Does DataLoader have multithreading memory leak issues?

devforfu · November 26, 2018, 8:45am

It seems that I can’t train the model on a huge dataset (17M images) on my local machine. I’ve created a post here describing my problem.

Could somebody advice what to do in this case? Do I need to enforce num_workers=0? But in this case, the training speed becomes really low due to I/O bottleneck.

Is it a memory-leakage problem in PyTorch, or am I doing something wrong?

sgugger · November 26, 2018, 12:52pm

This is definitely worth investigating more. Can you reproduce a minimal example? It would be with a small dataset of course, but something showing with your memory callback how the memory gets used more and more would be enough for us to try to debug (and send to pytorch if the issue is on their side).

devforfu · November 26, 2018, 1:22pm

Yes, agree, I am going to build a reproducible snippet for this purpose.
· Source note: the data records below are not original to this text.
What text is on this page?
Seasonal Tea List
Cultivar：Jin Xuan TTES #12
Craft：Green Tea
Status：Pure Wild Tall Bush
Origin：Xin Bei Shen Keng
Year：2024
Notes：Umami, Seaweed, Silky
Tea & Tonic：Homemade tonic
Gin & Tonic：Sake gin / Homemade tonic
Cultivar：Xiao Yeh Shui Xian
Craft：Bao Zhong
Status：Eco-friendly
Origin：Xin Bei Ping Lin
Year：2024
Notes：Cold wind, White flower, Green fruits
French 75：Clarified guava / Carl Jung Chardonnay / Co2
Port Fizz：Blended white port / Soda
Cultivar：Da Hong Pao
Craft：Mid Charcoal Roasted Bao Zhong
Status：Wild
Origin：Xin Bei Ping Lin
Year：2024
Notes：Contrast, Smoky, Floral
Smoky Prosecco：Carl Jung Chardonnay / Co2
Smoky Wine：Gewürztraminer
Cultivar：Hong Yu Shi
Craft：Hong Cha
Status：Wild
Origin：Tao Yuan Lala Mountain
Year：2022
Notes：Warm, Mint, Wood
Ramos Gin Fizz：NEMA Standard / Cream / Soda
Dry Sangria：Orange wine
I am fighting with this problem for a couple of weeks, and really would like to figure out where the leakage happens

devforfu · November 27, 2018, 3:55pm

Ok, here is a simple Gist where I am trying to reproduce the leakage using a smaller dataset:

Also, here is a link to the repository with the notebook:

It doesn’t allow to reproduce the issue exactly. However, as I can see, it shows a gradual increase of consumed memory during a single epoch (but not between epochs).

devforfu · December 2, 2018, 3:30pm

I’ve decided to implement a simple training loop to see if the problem still here when using plain PyTorch. So far the results are not too promising, the memory consumption is still growing during a single training epoch.

sshleifer · August 9, 2019, 4:59pm

I am experiencing a related issue on 1.056 with pytorch 1.1

If I run a notebook that makes a TextClassifierBunch and run show_batch, 4,561 MB of GPU memory are allocated.
If I restart the notebook, 3,944 MB remain allocated with 3% GPU utilization.
If I restart the notebook server, the memory continues to be allocated.
If i restart the machine, the memory is freed.

I am on a p100 instance from GCP if that’s relevant.

Any fix ideas?

Code:

data_clas = (TextList.from_df(edf, MOD_PATH, cols=[CTX_COL], vocab=data_lm.vocab)
      .split_from_df(IS_VALID).label_from_df(cols=[TARGET_COL])
      .databunch(bs=256))

sgugger · August 10, 2019, 7:03am

I have enver encountered a situation where the memory stayed used after restarting the notebook.Can you reproduce consistently?

sshleifer · August 12, 2019, 11:27pm

Yes. Turns out this is not at all a fastai bug. If you enable jupyterlab in GCP it starts a jupyterlab process on machine startup and that process grabs some gpu memory without even opening a notebook. Wierd but resolved by killing the process. Sorry to bother!

sgugger · August 13, 2019, 5:08pm

That’s why we recommend using jupyter notebook. Jupyter lab is still a bit clunky.